The port’s expansion plan calls for putting a mega-yacht marina at the RCCL site. Fain said port executives were interested in the dollars from that venture if it built the terminal facilities needed to bring Royal Caribbean’s 5,400-passenger Allure and Oasis down from Port Everglades once their current leases expire in 2018.

“We wanted to look at, was there an opportunity for them to come to Miami-Dade,’’ Fain said of the Allure and Oasis. “One of the issues from the port’s point of view was: Was there something else we can do to help the port raise money? One of the ideas they had looked at was . . . a marina there.”

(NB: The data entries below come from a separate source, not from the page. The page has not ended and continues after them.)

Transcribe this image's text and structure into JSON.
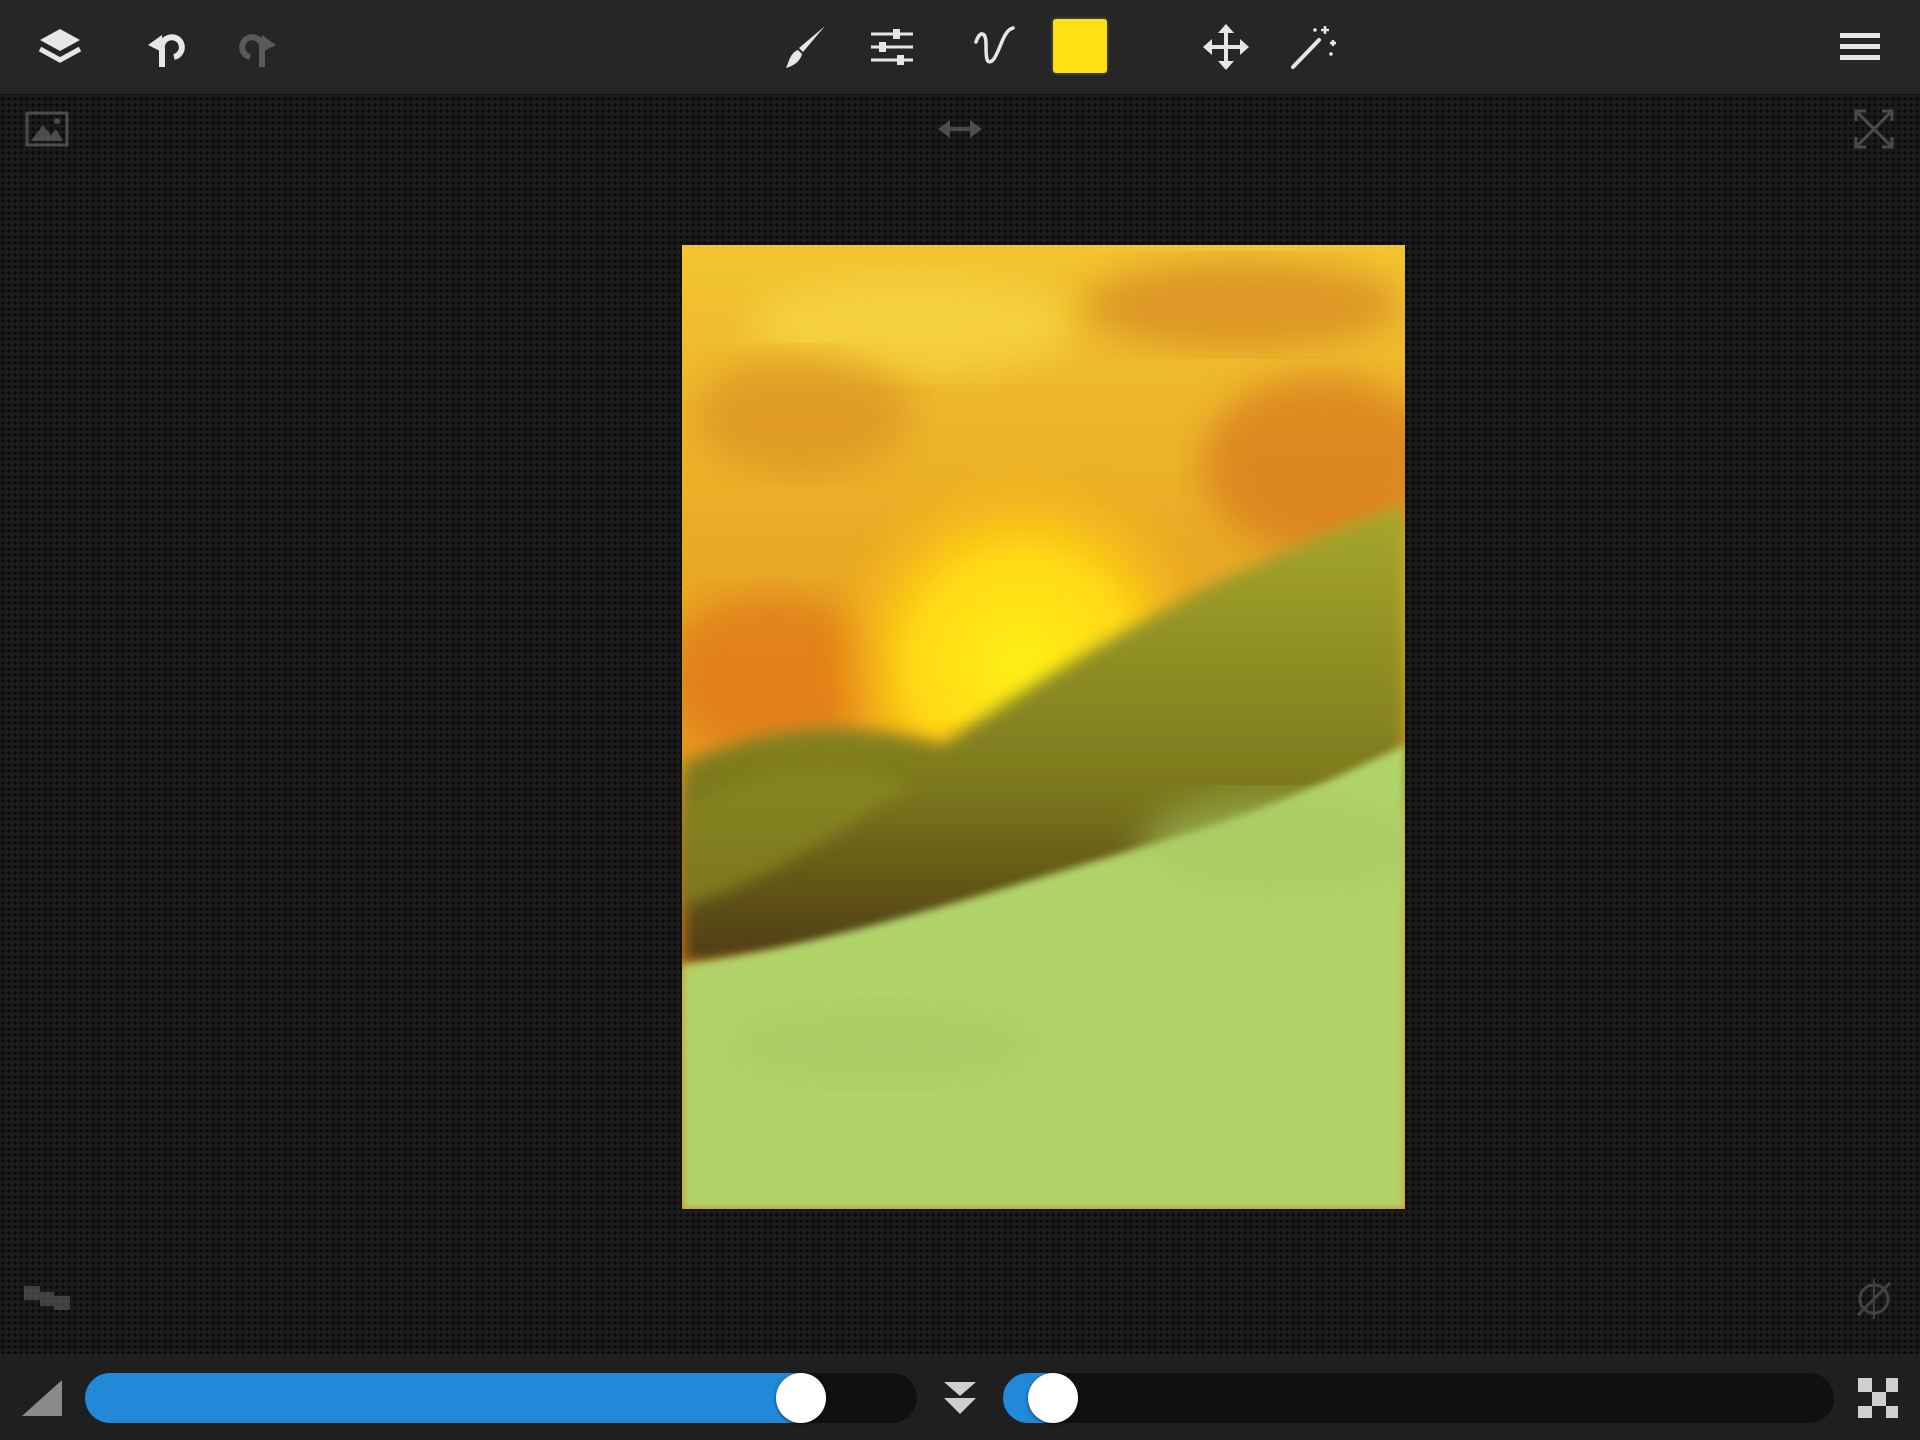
{
  "toolbar": {
    "icons": [
      "layers-icon",
      "undo-icon",
      "redo-icon",
      "brush-icon",
      "brush-settings-icon",
      "stroke-icon",
      "move-icon",
      "magic-wand-icon",
      "menu-icon"
    ],
    "current_color": "#ffe014",
    "redo_enabled": false
  },
  "corners": {
    "top_left": "reference-image-icon",
    "top_center": "flip-horizontal-icon",
    "top_right": "fullscreen-icon",
    "bottom_left": "gallery-icon",
    "bottom_right": "symmetry-icon"
  },
  "bottombar": {
    "brush_size_fraction": 0.86,
    "opacity_fraction": 0.06,
    "accent_color": "#2288d8"
  },
  "colors": {
    "toolbar_bg": "#262626",
    "icon": "#e6e6e6",
    "icon_disabled": "#5a5a5a"
  }
}
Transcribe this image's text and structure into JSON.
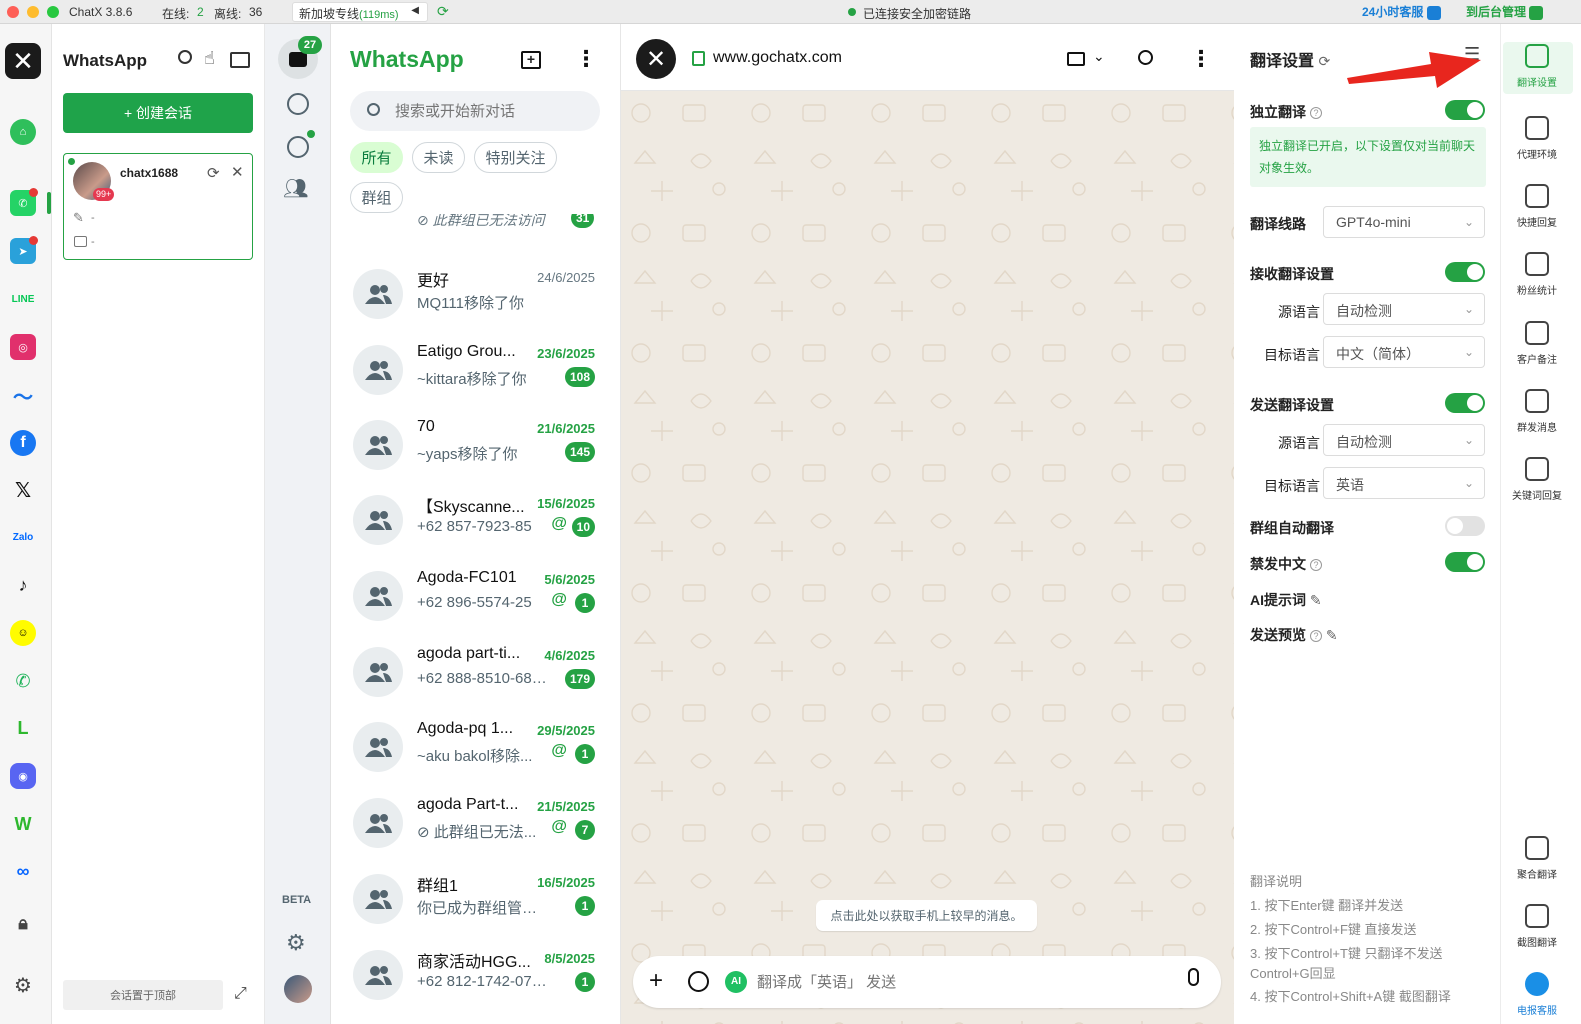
{
  "titlebar": {
    "app_version": "ChatX 3.8.6",
    "online_label": "在线:",
    "online_count": "2",
    "offline_label": "离线:",
    "offline_count": "36",
    "route_label": "新加坡专线",
    "route_latency": "(119ms)",
    "secure_status": "已连接安全加密链路",
    "support_button": "24小时客服",
    "admin_button": "到后台管理"
  },
  "sessions": {
    "title": "WhatsApp",
    "create_button": "+ 创建会话",
    "card": {
      "name": "chatx1688",
      "badge": "99+",
      "line1": "-",
      "line2": "-"
    },
    "pin_to_top": "会话置于顶部"
  },
  "wanav": {
    "unread_count": "27",
    "beta_label": "BETA"
  },
  "chatlist": {
    "title": "WhatsApp",
    "search_placeholder": "搜索或开始新对话",
    "filters": [
      "所有",
      "未读",
      "特别关注",
      "群组"
    ],
    "partial_top_msg": "⊘ 此群组已无法访问",
    "partial_top_badge": "31",
    "items": [
      {
        "name": "更好",
        "date": "24/6/2025",
        "msg": "MQ111移除了你",
        "badge": "",
        "at": false,
        "date_gray": true
      },
      {
        "name": "Eatigo Grou...",
        "date": "23/6/2025",
        "msg": "~kittara移除了你",
        "badge": "108",
        "at": false,
        "date_gray": false
      },
      {
        "name": "70",
        "date": "21/6/2025",
        "msg": "~yaps移除了你",
        "badge": "145",
        "at": false,
        "date_gray": false
      },
      {
        "name": "【Skyscanne...",
        "date": "15/6/2025",
        "msg": "+62 857-7923-85",
        "badge": "10",
        "at": true,
        "date_gray": false
      },
      {
        "name": "Agoda-FC101",
        "date": "5/6/2025",
        "msg": "+62 896-5574-25",
        "badge": "1",
        "at": true,
        "date_gray": false
      },
      {
        "name": "agoda part-ti...",
        "date": "4/6/2025",
        "msg": "+62 888-8510-682...",
        "badge": "179",
        "at": false,
        "date_gray": false
      },
      {
        "name": "Agoda-pq 1...",
        "date": "29/5/2025",
        "msg": "~aku bakol移除...",
        "badge": "1",
        "at": true,
        "date_gray": false
      },
      {
        "name": "agoda Part-t...",
        "date": "21/5/2025",
        "msg": "⊘ 此群组已无法...",
        "badge": "7",
        "at": true,
        "date_gray": false
      },
      {
        "name": "群组1",
        "date": "16/5/2025",
        "msg": "你已成为群组管理员",
        "badge": "1",
        "at": false,
        "date_gray": false
      },
      {
        "name": "商家活动HGG...",
        "date": "8/5/2025",
        "msg": "+62 812-1742-0711...",
        "badge": "1",
        "at": false,
        "date_gray": false
      }
    ]
  },
  "conversation": {
    "url": "www.gochatx.com",
    "notice": "点击此处以获取手机上较早的消息。",
    "input_placeholder": "翻译成「英语」 发送"
  },
  "translation": {
    "title": "翻译设置",
    "independent_label": "独立翻译",
    "independent_note": "独立翻译已开启，以下设置仅对当前聊天对象生效。",
    "route_label": "翻译线路",
    "route_value": "GPT4o-mini",
    "receive_label": "接收翻译设置",
    "source_label": "源语言",
    "target_label": "目标语言",
    "receive_source": "自动检测",
    "receive_target": "中文（简体）",
    "send_label": "发送翻译设置",
    "send_source": "自动检测",
    "send_target": "英语",
    "group_auto_label": "群组自动翻译",
    "ban_chinese_label": "禁发中文",
    "ai_prompt_label": "AI提示词",
    "send_preview_label": "发送预览",
    "guide_title": "翻译说明",
    "guide": [
      "1. 按下Enter键 翻译并发送",
      "2. 按下Control+F键 直接发送",
      "3. 按下Control+T键 只翻译不发送",
      "Control+G回显",
      "4. 按下Control+Shift+A键 截图翻译"
    ],
    "toggles": {
      "independent": true,
      "receive": true,
      "send": true,
      "group_auto": false,
      "ban_chinese": true
    }
  },
  "tools": {
    "items": [
      "翻译设置",
      "代理环境",
      "快捷回复",
      "粉丝统计",
      "客户备注",
      "群发消息",
      "关键词回复"
    ],
    "bottom": [
      "聚合翻译",
      "截图翻译",
      "电报客服"
    ]
  },
  "colors": {
    "accent": "#25a244",
    "wa_green": "#00a884",
    "annotation_arrow": "#e8261e"
  }
}
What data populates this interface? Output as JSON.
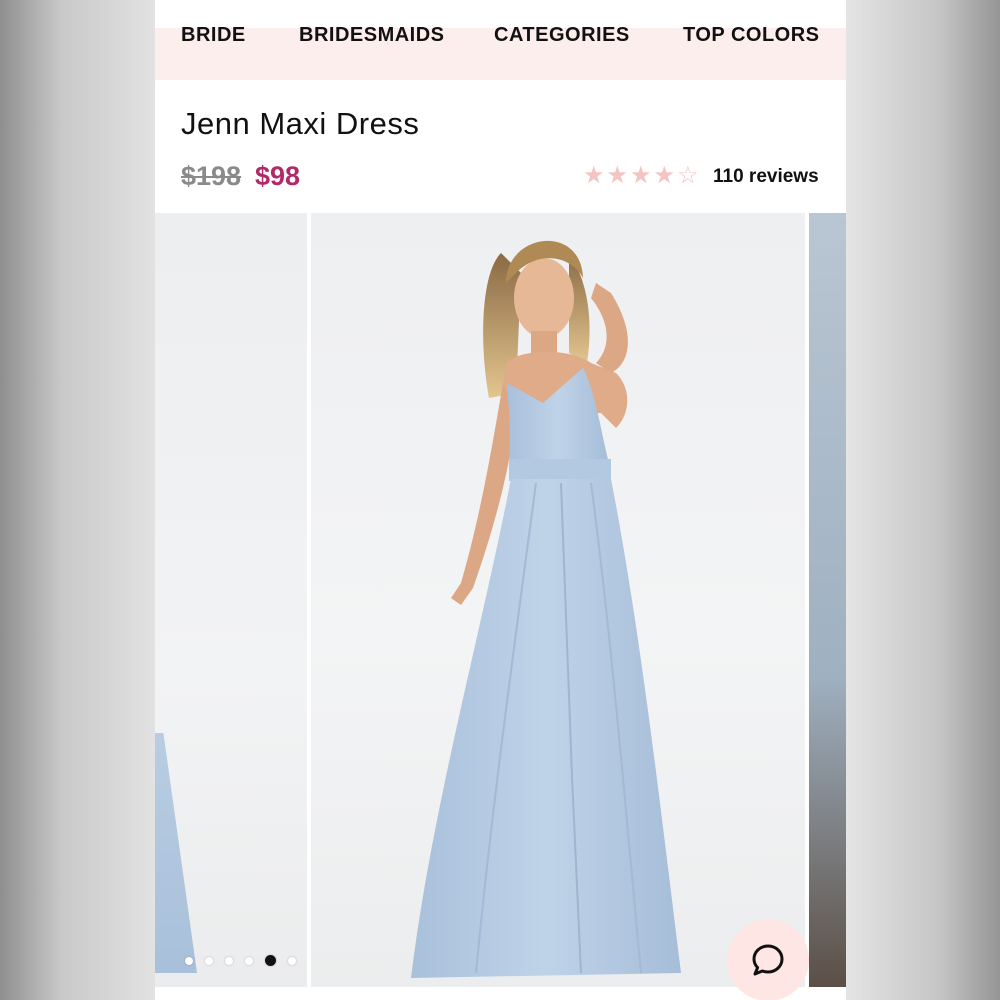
{
  "nav": {
    "items": [
      {
        "label": "BRIDE"
      },
      {
        "label": "BRIDESMAIDS"
      },
      {
        "label": "CATEGORIES"
      },
      {
        "label": "TOP COLORS"
      }
    ]
  },
  "product": {
    "title": "Jenn Maxi Dress",
    "price_original": "$198",
    "price_sale": "$98",
    "rating": 4,
    "rating_max": 5,
    "reviews_label": "110 reviews"
  },
  "gallery": {
    "slide_count": 6,
    "active_slide": 4
  },
  "colors": {
    "nav_bg": "#fdeeee",
    "sale_price": "#b2296b",
    "star": "#f3c4c2",
    "dress": "#b7cce3",
    "chat_bg": "#fde6e4"
  },
  "icons": {
    "star": "star-icon",
    "chat": "chat-bubble-icon"
  }
}
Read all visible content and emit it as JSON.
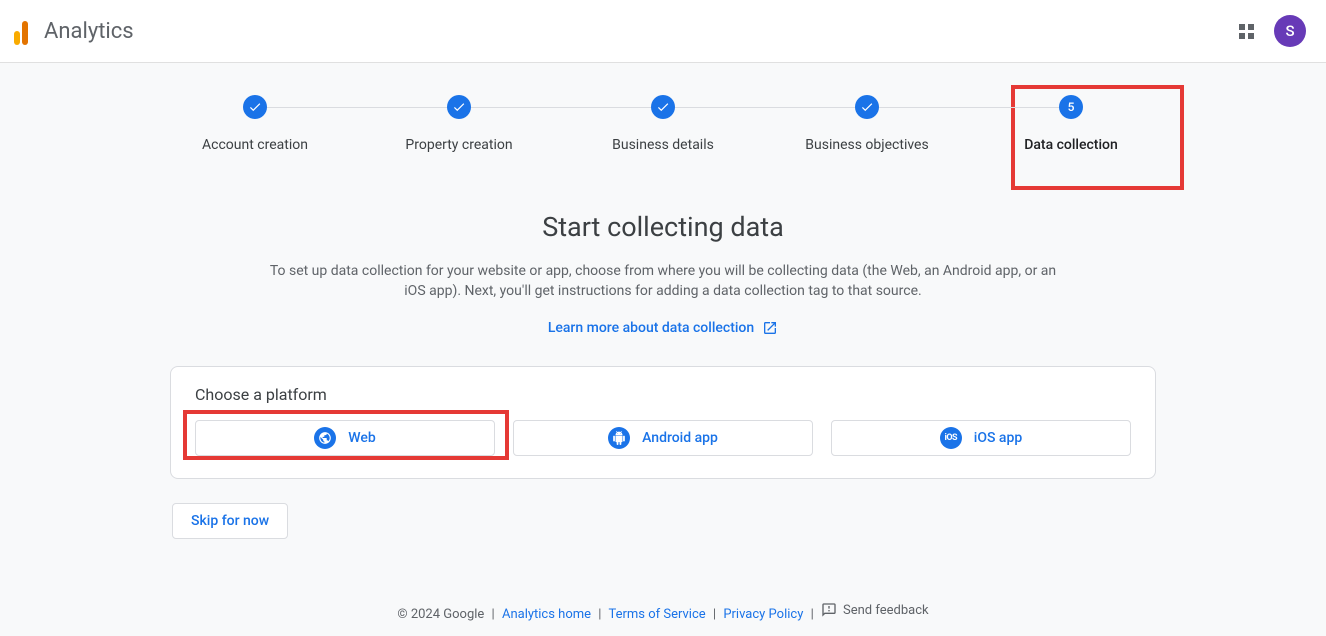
{
  "header": {
    "product_name": "Analytics",
    "avatar_initial": "S"
  },
  "stepper": {
    "steps": [
      {
        "label": "Account creation",
        "state": "done"
      },
      {
        "label": "Property creation",
        "state": "done"
      },
      {
        "label": "Business details",
        "state": "done"
      },
      {
        "label": "Business objectives",
        "state": "done"
      },
      {
        "label": "Data collection",
        "state": "current",
        "number": "5"
      }
    ]
  },
  "content": {
    "title": "Start collecting data",
    "subtitle": "To set up data collection for your website or app, choose from where you will be collecting data (the Web, an Android app, or an iOS app). Next, you'll get instructions for adding a data collection tag to that source.",
    "learn_more": "Learn more about data collection"
  },
  "platform": {
    "section_title": "Choose a platform",
    "options": {
      "web": "Web",
      "android": "Android app",
      "ios": "iOS app"
    }
  },
  "skip_label": "Skip for now",
  "footer": {
    "copyright": "© 2024 Google",
    "links": {
      "home": "Analytics home",
      "terms": "Terms of Service",
      "privacy": "Privacy Policy"
    },
    "feedback": "Send feedback"
  }
}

Fain said John Tercek, RCCL’s vice president of commercial development, led the PortMiami talks. Tercek heads up Royal Caribbean’s Commercial Development Group, which is focused on creating docking and port facilities for RCCL ships as well as “creating mixed-use commercial development,’’ according to a September presentation Tercek made to an industry group.

Tercek’s presentation includes a restaurant and shopping complex in Jamaica and a rendering of a proposed complex at St. Maarten’s port with mid-rise buildings, a marina and a hotel. Fain and his deputy, Adam Goldstein, RCCL’s president and CEO, said the companyhas no interest in building something similar at PortMiami.

“We don’t have development interest” at PortMiami, Goldstein said. “St. Maarten is a completely different situation than PortMiami.”

The organized and seemingly well-funded fight against Beckham’s stadium plans centers around RCCL. John Fox, formerly the company’s head of industry relations and now its registered lobbyist, runs the newly formed Miami Seaport Alliance. The group meets regularly at RCCL headquarters for strategy sessions. It hired a Coral Gables public relations firm, Kreps DeMaria, and is running television and radio ads against the stadium plan.

Rob Zeiger, RCCL’s chief spokesman, confirmed Thursday that the group has conducted focus groups of local residents on the soccer issue but declined to talk about the results.

Carnival and NCL have not joined the Alliance.

Fain called it a mistake to write off the southwest corner as land that could help the port thrive as a cargo and cruise center.

“We as a community ought to be rallying around to try and support it and encourage it and develop it,’’ he said of the port. “And not find ways to pick apart pieces on the edge that from a distant appear as if they’re not important.”

Miami Herald staff writer Hannah Sampson contributed to this report.